Следующим вечером я открываю для себя Сохо. Я открываю для себя также в Колумбийской энциклопедии, которую я тащил через океан вместе с «Историей английской литературы» и тремя томами Тревельяна в мягких обложках, что венерическое заболевание окончательно сразило Мопассана, когда ему было сорок три года. Тем не менее, я не могу придумать лучшего места, куда отправиться после ужина с капитаном и капитаншей, чем комната проститутки, которая выполняет любые мои желания. О привилегии делать все, что хочу, я мечтал с тех пор, как мне исполнилось двенадцать лет, и мне стали давать каждую неделю доллар на карманные расходы, который я мог потратить по своему усмотрению. Конечно, если бы я выбирал не таких явных проституток, мои шансы умереть от венерической болезни, а не от старости, заметно бы поубавились. Но какой тогда смысл иметь дело с проституткой, если она не выглядит, не разговаривает и не ведет себя как проститутка? Я пока что не ищу себе подругу, а когда созрею для этого, то уж, конечно, пойду не в Сохо, а в ресторан под названием «Миднайт-сан», который находится рядом со знаменитым магазином «Херродс».
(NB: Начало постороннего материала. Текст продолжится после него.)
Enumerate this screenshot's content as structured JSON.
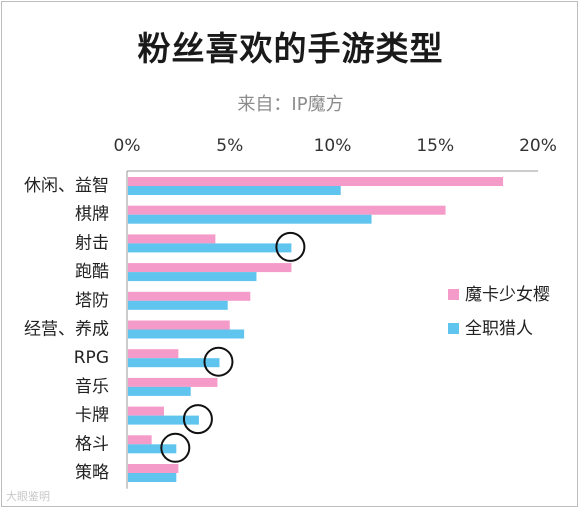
{
  "title": "粉丝喜欢的手游类型",
  "subtitle": "来自：IP魔方",
  "watermark": "大眼鉴明",
  "chart_data": {
    "type": "bar",
    "orientation": "horizontal",
    "categories": [
      "休闲、益智",
      "棋牌",
      "射击",
      "跑酷",
      "塔防",
      "经营、养成",
      "RPG",
      "音乐",
      "卡牌",
      "格斗",
      "策略"
    ],
    "series": [
      {
        "name": "魔卡少女樱",
        "color": "#f59bc9",
        "values": [
          18.3,
          15.5,
          4.3,
          8.0,
          6.0,
          5.0,
          2.5,
          4.4,
          1.8,
          1.2,
          2.5
        ]
      },
      {
        "name": "全职猎人",
        "color": "#5fc4ee",
        "values": [
          10.4,
          11.9,
          8.0,
          6.3,
          4.9,
          5.7,
          4.5,
          3.1,
          3.5,
          2.4,
          2.4
        ]
      }
    ],
    "xlim": [
      0,
      20
    ],
    "x_ticks": [
      "0%",
      "5%",
      "10%",
      "15%",
      "20%"
    ],
    "x_tick_values": [
      0,
      5,
      10,
      15,
      20
    ],
    "axis_position": "top",
    "legend_position": "right",
    "circled_categories": [
      "射击",
      "RPG",
      "卡牌",
      "格斗"
    ],
    "grid": false
  }
}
О шведских девушках и их сексуальной раскованности давно уже ходят легенды. Я ощущаю здоровый скептицизм, когда слышу все эти истории о ненасытных аппетитах и странных склонностях, гуляющие по колледжу. Я удираю с урока норвежского языка, чтобы самому выяснить, насколько все эти детские сплетни соответствуют действительности. Я направляюсь в «Миднайт-сан», где, говорят, официантками служат помешанные на сексе юные скандинавские богини, которые подают свои национальные блюда и при этом одеты в красочные народные костюмы. Яркие деревянные клоги украшают их золотистые ножки, а зашнурованные доверху крестьянские корсажи соблазнительно поднимают пухлую грудь.
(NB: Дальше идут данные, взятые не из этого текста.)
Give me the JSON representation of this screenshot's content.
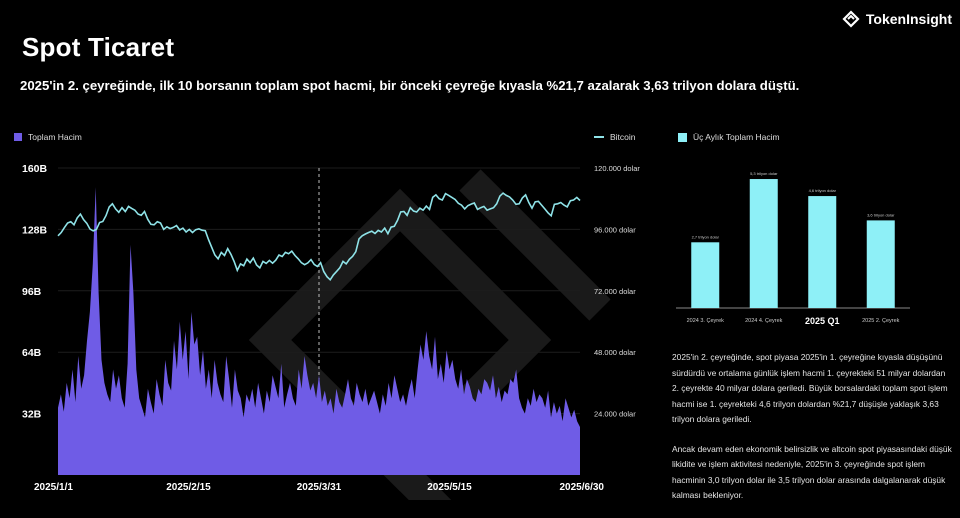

Именно здесь я встречаю Элизабет Элверског, а бедняжка Элизабет встречает меня. Элизабет оставила на год университет в Лунде, чтобы усовершенствовать свой английский, и живет с другой шведкой, дочерью друзей ее семьи. Эта шведка несколько лет назад оставила университет в Упсале, чтобы улучшить ее английский, и пока еще не собирается возвращаться. Бригитта, которая приехала в Англию в качестве студентки и предположительно учится в лондонском университете, работает в Грин-парке, взимая плату за пользование шезлонгами, а заодно, относительно чего семья Элизабет пребывает в полном неведении, ищет приключений. Квартира на цокольном этаже, которую снимают вместе Элизабет и Бригитта, находится в доме на Элс-коурт-роуд, населенном в основном студентами, чей цвет кожи намного темней, чем у девушек. Элизабет признается мне, что не слишком довольна этой квартирой — индийцы, против которых у нее совершенно нет никаких расовых предубеждений, изводят ее тем, что по ночам готовят в своих комнатах блюда с карри, а африканцы, против которых у нее тоже нет никаких расовых предубеждений, иногда, проходя по коридору, протягивают руки и касаются ее волос. И хотя она понимает, почему они это делают, и сознает то, что они не собираются сделать ей ничего плохого, она вздрагивает каждый раз, как это происходит. Тем не менее, будучи по характеру мягкой и добродушной, Элизабет решила примириться с незначительным проявлением унижения ее человеческого достоинства в коридоре и общей захудалостью района, в котором они живут, и считать это частью приключений в своей заграничной жизни. В июне она собирается вернуться домой и провести летние каникулы со своей семьей в их летнем доме.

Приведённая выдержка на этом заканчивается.